KazEmoTTS: A Dataset for Kazakh Emotional Text-to-Speech Synthesis

Read original: arXiv:2404.01033 - Published 4/11/2024 by Adal Abilbekov, Saida Mussakhojayeva, Rustem Yeshpanov, Huseyin Atakan Varol
Total Score

0

KazEmoTTS: A Dataset for Kazakh Emotional Text-to-Speech Synthesis

Sign in to get full access

or

If you already have an account, we'll log you in

Overview

  • This paper introduces the KazEmoTTS dataset, a new dataset for Kazakh emotional text-to-speech (TTS) synthesis.
  • The dataset includes audio recordings of Kazakh speakers expressing different emotions, along with corresponding transcripts and emotion labels.
  • The paper describes the process of constructing the dataset and presents baseline results for emotion classification and TTS synthesis using the data.

Plain English Explanation

The researchers who created this dataset wanted to help develop better Kazakh language text-to-speech (TTS) systems that can convey emotions. Currently, most TTS systems have a neutral, robotic-sounding voice. The researchers hope that by providing a dataset of Kazakh speakers expressing different emotions, it will allow developers to train TTS models that can sound more natural and convey the intended emotion when converting text to speech.

The KazEmoTTS dataset contains audio recordings of Kazakh speakers saying various phrases while expressing emotions like happiness, sadness, anger, and fear. Each recording is labeled with the intended emotion. The researchers collected this data and processed it to create a high-quality dataset that can be used to train and test Kazakh emotional TTS systems.

By making this dataset publicly available, the researchers hope it will spur further development of Kazakh language TTS capabilities that can communicate more expressively and naturally. This could have applications in areas like Kazakh language virtual assistants, machine translation, and question answering systems that need to generate more human-like speech output. Overall, this dataset is an important contribution to advancing Kazakh language technology and natural language processing.

Technical Explanation

The researchers constructed the KazEmoTTS dataset by recording professional Kazakh voice actors expressing different emotions as they read a set of pre-written phrases. They collected audio recordings for four primary emotions: happiness, sadness, anger, and fear. Each phrase was recorded with the actor conveying the intended emotion.

The researchers then processed the raw audio recordings, segmented them, and added corresponding transcripts and emotion labels. This resulted in a high-quality dataset with 10,000 utterances across the four emotion categories. The dataset was split into training, validation, and test sets to enable benchmarking of Kazakh emotional TTS systems.

The researchers provide baseline results for two tasks using the KazEmoTTS dataset. First, they trained an emotion classification model to automatically detect the expressed emotion in an audio recording.

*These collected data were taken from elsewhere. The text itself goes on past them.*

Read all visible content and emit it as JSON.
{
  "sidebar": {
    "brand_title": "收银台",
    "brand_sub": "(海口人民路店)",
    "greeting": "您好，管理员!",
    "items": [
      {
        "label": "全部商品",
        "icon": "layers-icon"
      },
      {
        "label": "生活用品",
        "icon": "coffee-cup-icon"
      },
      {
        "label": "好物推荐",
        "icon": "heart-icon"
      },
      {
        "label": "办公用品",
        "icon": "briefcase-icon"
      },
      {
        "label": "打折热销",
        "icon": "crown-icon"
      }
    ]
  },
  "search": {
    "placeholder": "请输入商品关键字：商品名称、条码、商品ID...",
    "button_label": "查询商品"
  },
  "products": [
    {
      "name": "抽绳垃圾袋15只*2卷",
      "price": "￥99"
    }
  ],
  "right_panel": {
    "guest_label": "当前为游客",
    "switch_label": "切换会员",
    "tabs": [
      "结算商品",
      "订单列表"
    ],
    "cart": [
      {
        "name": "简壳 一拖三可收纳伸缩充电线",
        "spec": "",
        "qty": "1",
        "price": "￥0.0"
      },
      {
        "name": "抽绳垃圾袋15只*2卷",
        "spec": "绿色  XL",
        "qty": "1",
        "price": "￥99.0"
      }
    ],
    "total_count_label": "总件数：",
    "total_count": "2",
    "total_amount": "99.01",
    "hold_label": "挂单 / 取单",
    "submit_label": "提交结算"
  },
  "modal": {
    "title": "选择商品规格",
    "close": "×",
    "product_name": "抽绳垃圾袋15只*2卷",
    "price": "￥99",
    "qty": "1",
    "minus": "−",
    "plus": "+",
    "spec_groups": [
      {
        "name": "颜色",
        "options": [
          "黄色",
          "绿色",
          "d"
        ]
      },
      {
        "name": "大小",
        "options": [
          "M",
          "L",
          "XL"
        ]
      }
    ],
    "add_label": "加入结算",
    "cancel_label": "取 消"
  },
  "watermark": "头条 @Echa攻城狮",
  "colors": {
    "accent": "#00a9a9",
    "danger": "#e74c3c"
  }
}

Second, they fine-tuned a Kazakh TTS model on the dataset to generate emotional speech. The results demonstrate the utility of the dataset for advancing Kazakh emotional speech technology.

Critical Analysis

The KazEmoTTS dataset represents an important step forward for Kazakh language technology, as it provides a valuable resource for developing more expressive and natural-sounding Kazakh text-to-speech systems. However, the dataset is limited to a relatively small set of pre-written phrases and four basic emotions.

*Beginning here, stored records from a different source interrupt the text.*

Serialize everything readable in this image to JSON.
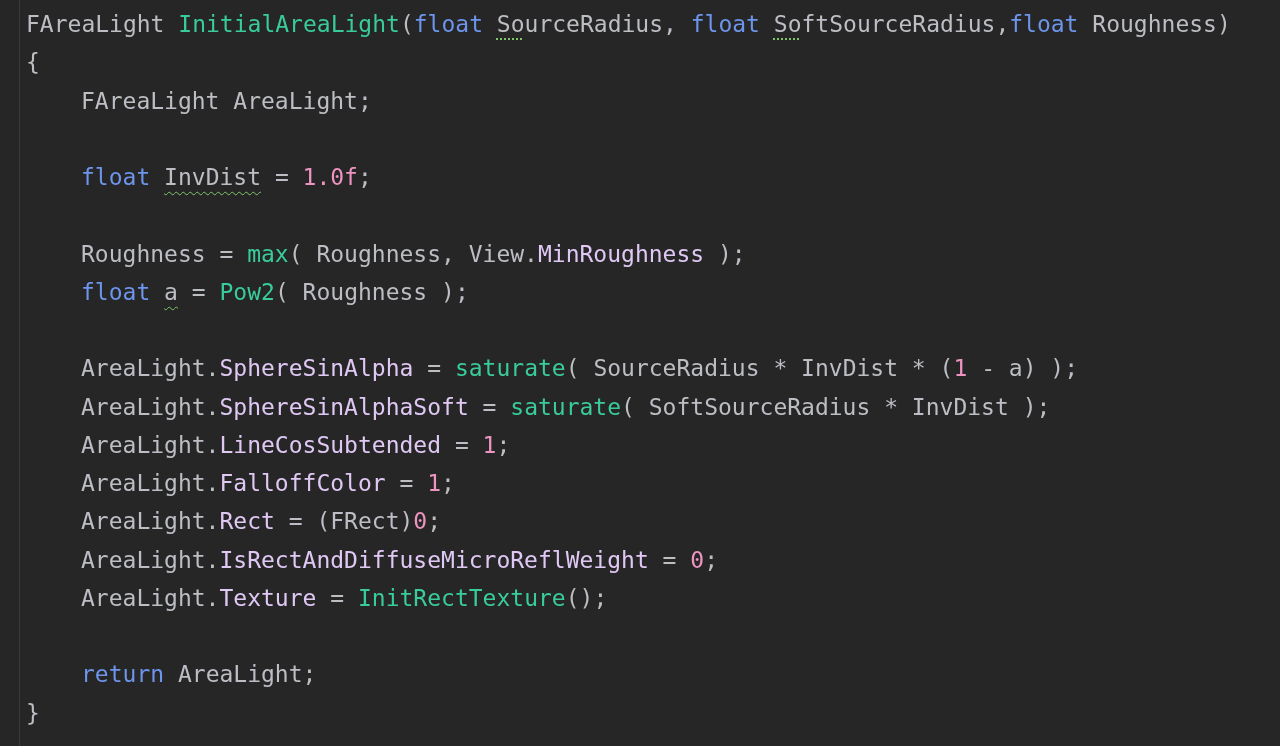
{
  "editor": {
    "lines": [
      {
        "kind": "code",
        "tokens": [
          {
            "text": "FAreaLight ",
            "kind": "plain"
          },
          {
            "text": "InitialAreaLight",
            "kind": "function"
          },
          {
            "text": "(",
            "kind": "plain"
          },
          {
            "text": "float ",
            "kind": "keyword"
          },
          {
            "text": "So",
            "kind": "hint"
          },
          {
            "text": "urceRadius, ",
            "kind": "plain"
          },
          {
            "text": "float ",
            "kind": "keyword"
          },
          {
            "text": "So",
            "kind": "hint"
          },
          {
            "text": "ftSourceRadius,",
            "kind": "plain"
          },
          {
            "text": "float",
            "kind": "keyword"
          },
          {
            "text": " Roughness)",
            "kind": "plain"
          }
        ]
      },
      {
        "kind": "code",
        "tokens": [
          {
            "text": "{",
            "kind": "plain"
          }
        ]
      },
      {
        "kind": "block",
        "lines": [
          {
            "kind": "code",
            "tokens": [
              {
                "text": "FAreaLight AreaLight;",
                "kind": "plain"
              }
            ]
          },
          {
            "kind": "blank"
          },
          {
            "kind": "code",
            "tokens": [
              {
                "text": "float ",
                "kind": "keyword"
              },
              {
                "text": "InvDist",
                "kind": "warning"
              },
              {
                "text": " = ",
                "kind": "plain"
              },
              {
                "text": "1.0f",
                "kind": "number"
              },
              {
                "text": ";",
                "kind": "plain"
              }
            ]
          },
          {
            "kind": "blank"
          },
          {
            "kind": "code",
            "tokens": [
              {
                "text": "Roughness = ",
                "kind": "plain"
              },
              {
                "text": "max",
                "kind": "function"
              },
              {
                "text": "( Roughness, View.",
                "kind": "plain"
              },
              {
                "text": "MinRoughness",
                "kind": "field"
              },
              {
                "text": " );",
                "kind": "plain"
              }
            ]
          },
          {
            "kind": "code",
            "tokens": [
              {
                "text": "float ",
                "kind": "keyword"
              },
              {
                "text": "a",
                "kind": "warning"
              },
              {
                "text": " = ",
                "kind": "plain"
              },
              {
                "text": "Pow2",
                "kind": "function"
              },
              {
                "text": "( Roughness );",
                "kind": "plain"
              }
            ]
          },
          {
            "kind": "blank"
          },
          {
            "kind": "code",
            "tokens": [
              {
                "text": "AreaLight.",
                "kind": "plain"
              },
              {
                "text": "SphereSinAlpha",
                "kind": "field"
              },
              {
                "text": " = ",
                "kind": "plain"
              },
              {
                "text": "saturate",
                "kind": "function"
              },
              {
                "text": "( SourceRadius * InvDist * (",
                "kind": "plain"
              },
              {
                "text": "1",
                "kind": "number"
              },
              {
                "text": " - a) );",
                "kind": "plain"
              }
            ]
          },
          {
            "kind": "code",
            "tokens": [
              {
                "text": "AreaLight.",
                "kind": "plain"
              },
              {
                "text": "SphereSinAlphaSoft",
                "kind": "field"
              },
              {
                "text": " = ",
                "kind": "plain"
              },
              {
                "text": "saturate",
                "kind": "function"
              },
              {
                "text": "( SoftSourceRadius * InvDist );",
                "kind": "plain"
              }
            ]
          },
          {
            "kind": "code",
            "tokens": [
              {
                "text": "AreaLight.",
                "kind": "plain"
              },
              {
                "text": "LineCosSubtended",
                "kind": "field"
              },
              {
                "text": " = ",
                "kind": "plain"
              },
              {
                "text": "1",
                "kind": "number"
              },
              {
                "text": ";",
                "kind": "plain"
              }
            ]
          },
          {
            "kind": "code",
            "tokens": [
              {
                "text": "AreaLight.",
                "kind": "plain"
              },
              {
                "text": "FalloffColor",
                "kind": "field"
              },
              {
                "text": " = ",
                "kind": "plain"
              },
              {
                "text": "1",
                "kind": "number"
              },
              {
                "text": ";",
                "kind": "plain"
              }
            ]
          },
          {
            "kind": "code",
            "tokens": [
              {
                "text": "AreaLight.",
                "kind": "plain"
              },
              {
                "text": "Rect",
                "kind": "field"
              },
              {
                "text": " = (FRect)",
                "kind": "plain"
              },
              {
                "text": "0",
                "kind": "number"
              },
              {
                "text": ";",
                "kind": "plain"
              }
            ]
          },
          {
            "kind": "code",
            "tokens": [
              {
                "text": "AreaLight.",
                "kind": "plain"
              },
              {
                "text": "IsRectAndDiffuseMicroReflWeight",
                "kind": "field"
              },
              {
                "text": " = ",
                "kind": "plain"
              },
              {
                "text": "0",
                "kind": "number"
              },
              {
                "text": ";",
                "kind": "plain"
              }
            ]
          },
          {
            "kind": "code",
            "tokens": [
              {
                "text": "AreaLight.",
                "kind": "plain"
              },
              {
                "text": "Texture",
                "kind": "field"
              },
              {
                "text": " = ",
                "kind": "plain"
              },
              {
                "text": "InitRectTexture",
                "kind": "function"
              },
              {
                "text": "();",
                "kind": "plain"
              }
            ]
          },
          {
            "kind": "blank"
          },
          {
            "kind": "code",
            "tokens": [
              {
                "text": "return",
                "kind": "keyword"
              },
              {
                "text": " AreaLight;",
                "kind": "plain"
              }
            ]
          }
        ]
      },
      {
        "kind": "code",
        "tokens": [
          {
            "text": "}",
            "kind": "plain"
          }
        ]
      }
    ]
  }
}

While this provides a good starting point, further expansion of the dataset with more diverse content, speakers, and emotional nuances would be beneficial. Additionally, the paper does not address potential biases or limitations in the dataset, such as the demographics of the speakers or the quality of the emotion annotations.

Future work could also explore ways to incorporate the KazEmoTTS dataset into end-to-end Kazakh TTS systems, rather than just using it for fine-tuning. Integrating the emotional expressiveness directly into the TTS model architecture may lead to even more natural-sounding Kazakh speech output.

Conclusion

The KazEmoTTS dataset is a valuable contribution to the field of Kazakh language technology, providing a high-quality resource for developing emotional text-to-speech systems. By making this dataset publicly available, the researchers have opened up new avenues for advancing Kazakh TTS capabilities, which could have far-reaching impacts on Kazakh language virtual assistants, machine translation, and question answering systems.

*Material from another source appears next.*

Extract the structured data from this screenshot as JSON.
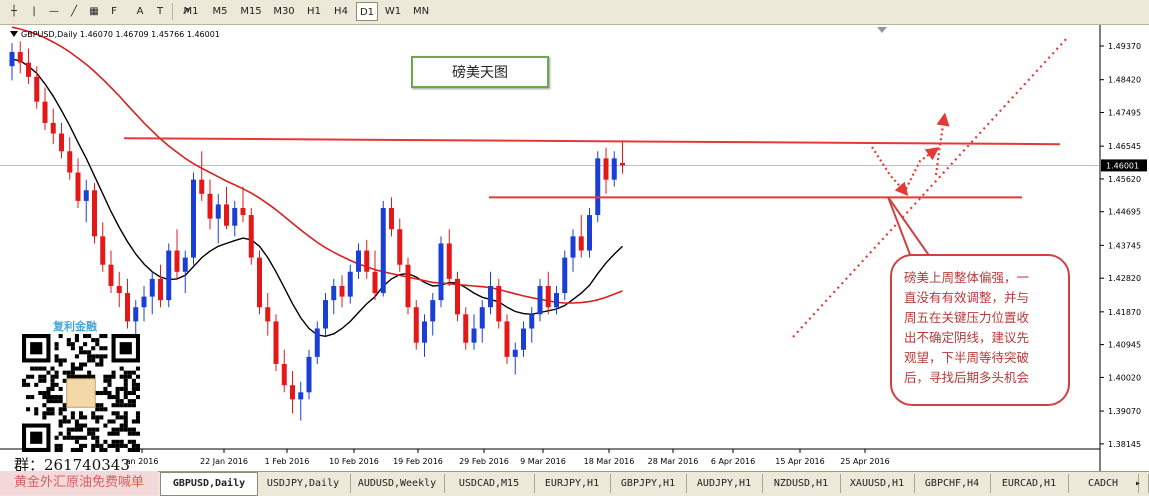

While the dataset has some limitations, it represents an important step forward and lays the groundwork for future research and development in Kazakh emotional speech technology. As the field continues to evolve, datasets like KazEmoTTS will play a crucial role in pushing the boundaries of what is possible for Kazakh language AI systems.



This summary was produced with help from an AI and may contain inaccuracies - check out the links to read the original source documents!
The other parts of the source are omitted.